The German newspaper called Deutsche Welle posted a story last Thursday about the American media. The headline of the story was “US journalists trade independence for access.” The article points out that in Germany it is not unusual to require authorization before interviews can be published, but that America is moving in that direction.

The article reports:

But in the United States, the balance of power between the journalist and the politician has increasingly shifted in favor of the latter. According to a July 15 report by Jeremy W. Peters of the New York Times, political journalists in Washington are increasingly trading their editorial independence for high-level access to members of the Obama administration.

Quotes gleaned from administration officials by a reporter are not just reviewed by the publication’s editor, they are often sent to the very same officials for approval – and even redaction – before going to print.

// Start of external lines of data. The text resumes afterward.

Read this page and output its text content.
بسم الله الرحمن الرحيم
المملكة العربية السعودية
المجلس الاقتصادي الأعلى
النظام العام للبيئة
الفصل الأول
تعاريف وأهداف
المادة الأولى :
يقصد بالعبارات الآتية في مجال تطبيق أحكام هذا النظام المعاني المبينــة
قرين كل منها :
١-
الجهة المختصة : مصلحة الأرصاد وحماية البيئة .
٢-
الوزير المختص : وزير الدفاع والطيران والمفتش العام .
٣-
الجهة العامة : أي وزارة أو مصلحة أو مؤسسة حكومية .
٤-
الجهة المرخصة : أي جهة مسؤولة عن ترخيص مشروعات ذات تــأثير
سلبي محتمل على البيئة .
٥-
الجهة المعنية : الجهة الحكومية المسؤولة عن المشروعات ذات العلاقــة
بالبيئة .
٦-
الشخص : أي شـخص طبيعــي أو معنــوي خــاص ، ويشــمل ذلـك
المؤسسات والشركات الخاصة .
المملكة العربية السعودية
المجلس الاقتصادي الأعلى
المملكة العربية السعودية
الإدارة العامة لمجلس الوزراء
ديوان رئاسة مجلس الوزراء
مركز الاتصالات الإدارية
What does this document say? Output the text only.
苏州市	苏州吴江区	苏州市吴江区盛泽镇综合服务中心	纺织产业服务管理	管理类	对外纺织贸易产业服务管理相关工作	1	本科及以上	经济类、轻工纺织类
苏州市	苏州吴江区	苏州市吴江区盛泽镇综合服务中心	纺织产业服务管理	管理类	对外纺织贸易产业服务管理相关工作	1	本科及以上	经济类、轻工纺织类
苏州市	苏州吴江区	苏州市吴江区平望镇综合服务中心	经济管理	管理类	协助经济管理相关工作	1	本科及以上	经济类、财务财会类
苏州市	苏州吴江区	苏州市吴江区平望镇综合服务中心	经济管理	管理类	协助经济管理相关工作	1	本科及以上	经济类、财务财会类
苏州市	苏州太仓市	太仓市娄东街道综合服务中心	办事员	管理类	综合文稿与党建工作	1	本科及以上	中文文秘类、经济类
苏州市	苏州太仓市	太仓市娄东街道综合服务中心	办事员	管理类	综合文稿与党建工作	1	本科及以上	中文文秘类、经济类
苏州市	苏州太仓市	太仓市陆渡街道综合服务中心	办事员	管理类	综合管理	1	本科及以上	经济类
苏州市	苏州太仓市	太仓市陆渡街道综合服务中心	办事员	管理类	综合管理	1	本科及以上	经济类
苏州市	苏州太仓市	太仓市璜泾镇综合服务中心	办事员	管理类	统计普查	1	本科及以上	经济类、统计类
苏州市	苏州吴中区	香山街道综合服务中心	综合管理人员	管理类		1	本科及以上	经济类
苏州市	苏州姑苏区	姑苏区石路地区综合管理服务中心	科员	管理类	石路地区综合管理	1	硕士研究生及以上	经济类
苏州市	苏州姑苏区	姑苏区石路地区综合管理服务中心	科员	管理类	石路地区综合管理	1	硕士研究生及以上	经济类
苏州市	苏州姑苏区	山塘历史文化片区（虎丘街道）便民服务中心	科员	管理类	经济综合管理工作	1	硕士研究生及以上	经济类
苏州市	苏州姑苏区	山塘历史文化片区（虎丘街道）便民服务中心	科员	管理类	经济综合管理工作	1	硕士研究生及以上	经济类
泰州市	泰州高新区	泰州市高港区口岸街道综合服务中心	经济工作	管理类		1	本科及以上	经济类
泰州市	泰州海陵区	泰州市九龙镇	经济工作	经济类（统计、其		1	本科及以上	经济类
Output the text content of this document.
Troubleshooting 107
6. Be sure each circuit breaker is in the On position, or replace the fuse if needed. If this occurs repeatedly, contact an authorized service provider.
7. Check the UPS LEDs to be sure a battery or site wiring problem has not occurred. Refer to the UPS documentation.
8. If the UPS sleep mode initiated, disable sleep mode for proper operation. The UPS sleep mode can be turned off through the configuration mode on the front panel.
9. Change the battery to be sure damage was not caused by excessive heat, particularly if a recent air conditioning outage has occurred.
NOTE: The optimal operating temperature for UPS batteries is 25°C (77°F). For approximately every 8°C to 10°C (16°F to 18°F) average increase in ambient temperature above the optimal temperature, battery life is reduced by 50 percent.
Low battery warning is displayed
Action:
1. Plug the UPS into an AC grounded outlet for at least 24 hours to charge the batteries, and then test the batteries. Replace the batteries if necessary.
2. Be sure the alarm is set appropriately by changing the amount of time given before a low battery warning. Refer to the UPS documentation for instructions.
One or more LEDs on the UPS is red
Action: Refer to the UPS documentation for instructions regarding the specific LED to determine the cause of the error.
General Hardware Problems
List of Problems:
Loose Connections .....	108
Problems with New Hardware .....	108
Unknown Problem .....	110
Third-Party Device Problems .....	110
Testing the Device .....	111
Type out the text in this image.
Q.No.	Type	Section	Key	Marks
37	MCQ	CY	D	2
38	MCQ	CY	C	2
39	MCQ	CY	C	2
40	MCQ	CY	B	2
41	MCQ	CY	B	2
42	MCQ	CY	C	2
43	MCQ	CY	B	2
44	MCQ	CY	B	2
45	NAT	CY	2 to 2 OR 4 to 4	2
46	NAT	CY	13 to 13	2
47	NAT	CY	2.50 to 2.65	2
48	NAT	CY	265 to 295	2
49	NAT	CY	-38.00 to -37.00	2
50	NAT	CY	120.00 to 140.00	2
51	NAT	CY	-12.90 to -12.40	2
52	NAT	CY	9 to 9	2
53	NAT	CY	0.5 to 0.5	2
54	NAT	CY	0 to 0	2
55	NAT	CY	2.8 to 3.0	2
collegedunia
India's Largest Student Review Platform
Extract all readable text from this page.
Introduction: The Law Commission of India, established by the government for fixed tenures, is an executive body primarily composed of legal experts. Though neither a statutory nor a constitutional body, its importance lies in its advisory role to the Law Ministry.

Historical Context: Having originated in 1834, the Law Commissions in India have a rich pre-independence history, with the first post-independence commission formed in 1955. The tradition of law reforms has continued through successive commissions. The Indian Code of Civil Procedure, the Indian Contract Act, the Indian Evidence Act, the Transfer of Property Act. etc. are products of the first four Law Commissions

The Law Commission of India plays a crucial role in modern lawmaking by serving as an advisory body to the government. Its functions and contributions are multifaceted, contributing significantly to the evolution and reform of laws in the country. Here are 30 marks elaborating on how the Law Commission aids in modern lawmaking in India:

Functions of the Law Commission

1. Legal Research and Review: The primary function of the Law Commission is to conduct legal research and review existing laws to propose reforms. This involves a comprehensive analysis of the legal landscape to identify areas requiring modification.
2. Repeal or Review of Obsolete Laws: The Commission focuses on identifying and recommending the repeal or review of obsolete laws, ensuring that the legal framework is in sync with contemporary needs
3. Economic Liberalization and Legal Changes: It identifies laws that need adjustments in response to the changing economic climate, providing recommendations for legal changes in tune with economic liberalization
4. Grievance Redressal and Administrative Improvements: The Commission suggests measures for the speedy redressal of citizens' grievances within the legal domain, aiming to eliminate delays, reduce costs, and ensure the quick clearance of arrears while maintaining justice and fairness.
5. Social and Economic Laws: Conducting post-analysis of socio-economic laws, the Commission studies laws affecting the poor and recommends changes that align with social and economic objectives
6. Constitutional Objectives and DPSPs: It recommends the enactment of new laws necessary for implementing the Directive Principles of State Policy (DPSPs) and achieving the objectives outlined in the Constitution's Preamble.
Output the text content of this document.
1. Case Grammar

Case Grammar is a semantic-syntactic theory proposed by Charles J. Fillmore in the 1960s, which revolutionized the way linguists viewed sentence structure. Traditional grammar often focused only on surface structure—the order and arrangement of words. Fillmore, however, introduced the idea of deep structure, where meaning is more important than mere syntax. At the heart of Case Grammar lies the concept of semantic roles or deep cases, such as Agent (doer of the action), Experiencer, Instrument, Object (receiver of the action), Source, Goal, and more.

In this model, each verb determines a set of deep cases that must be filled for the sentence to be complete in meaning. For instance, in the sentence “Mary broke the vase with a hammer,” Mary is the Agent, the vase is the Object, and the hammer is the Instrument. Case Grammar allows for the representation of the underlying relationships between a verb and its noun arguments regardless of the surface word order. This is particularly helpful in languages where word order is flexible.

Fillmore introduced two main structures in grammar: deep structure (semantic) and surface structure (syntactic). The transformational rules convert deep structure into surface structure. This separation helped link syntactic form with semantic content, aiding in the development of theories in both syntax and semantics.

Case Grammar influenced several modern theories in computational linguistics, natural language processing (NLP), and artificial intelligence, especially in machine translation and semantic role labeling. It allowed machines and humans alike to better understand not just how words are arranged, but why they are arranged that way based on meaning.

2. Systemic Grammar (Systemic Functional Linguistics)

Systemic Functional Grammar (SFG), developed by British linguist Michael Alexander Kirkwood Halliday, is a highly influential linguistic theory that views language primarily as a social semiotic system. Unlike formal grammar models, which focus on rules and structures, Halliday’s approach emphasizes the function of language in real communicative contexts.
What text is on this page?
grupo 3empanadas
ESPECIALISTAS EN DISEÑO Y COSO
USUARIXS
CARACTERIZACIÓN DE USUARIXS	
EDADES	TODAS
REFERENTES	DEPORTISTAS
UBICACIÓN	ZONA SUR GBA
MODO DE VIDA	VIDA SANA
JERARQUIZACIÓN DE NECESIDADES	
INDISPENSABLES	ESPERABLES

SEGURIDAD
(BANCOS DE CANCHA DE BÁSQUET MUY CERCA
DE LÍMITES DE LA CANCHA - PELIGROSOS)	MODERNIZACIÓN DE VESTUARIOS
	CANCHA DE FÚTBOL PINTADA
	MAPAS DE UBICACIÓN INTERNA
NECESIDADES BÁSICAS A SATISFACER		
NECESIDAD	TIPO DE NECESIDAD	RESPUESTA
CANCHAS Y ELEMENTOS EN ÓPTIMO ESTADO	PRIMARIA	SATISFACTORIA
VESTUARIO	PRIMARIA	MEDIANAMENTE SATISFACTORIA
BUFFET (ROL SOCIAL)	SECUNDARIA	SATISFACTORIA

According to Stephen Ward, there is a growing and unhealthy “pressure on journalists and … on news organizations to get the story, to be first, to be the first tweet.”

“The officials who know this are quite aware that in this era of 24 hours news, access is king,” Ward, the director of the Center for Journalism Ethics at the University of Wisconsin-Madison, told DW. “This is just a game of access – it’s as old as journalism.”

Access may partially explain the leftward tilt of American journalism, but I think there is also another explanation. Since the 1960’s our colleges have shifted to the political left. They have reflected the political and social upheaval of that time. The professors of today are often the students of that era or were educated after the our college campuses turned left. The inmates are running the asylum.

The article concludes:

Ultimately, journalists must assume much of the responsibility for the weakening of their editorial independence, according to Ward. He argues that they have increasingly bought into a partisan political game that revels in scandal at the sake of context.

“We are never going to get rid of all the tweets and the 24-hour business – all the fast-food journalism that we are seeing,” Ward said. “But we can at the core of political discourse maintain certain sources of news and analysis that are informed and not breathless – (that are) thoughtful.”

Our republic depends on a honest mainstream media. It is distressing that at this time we have to turn to the alternative media for the truth.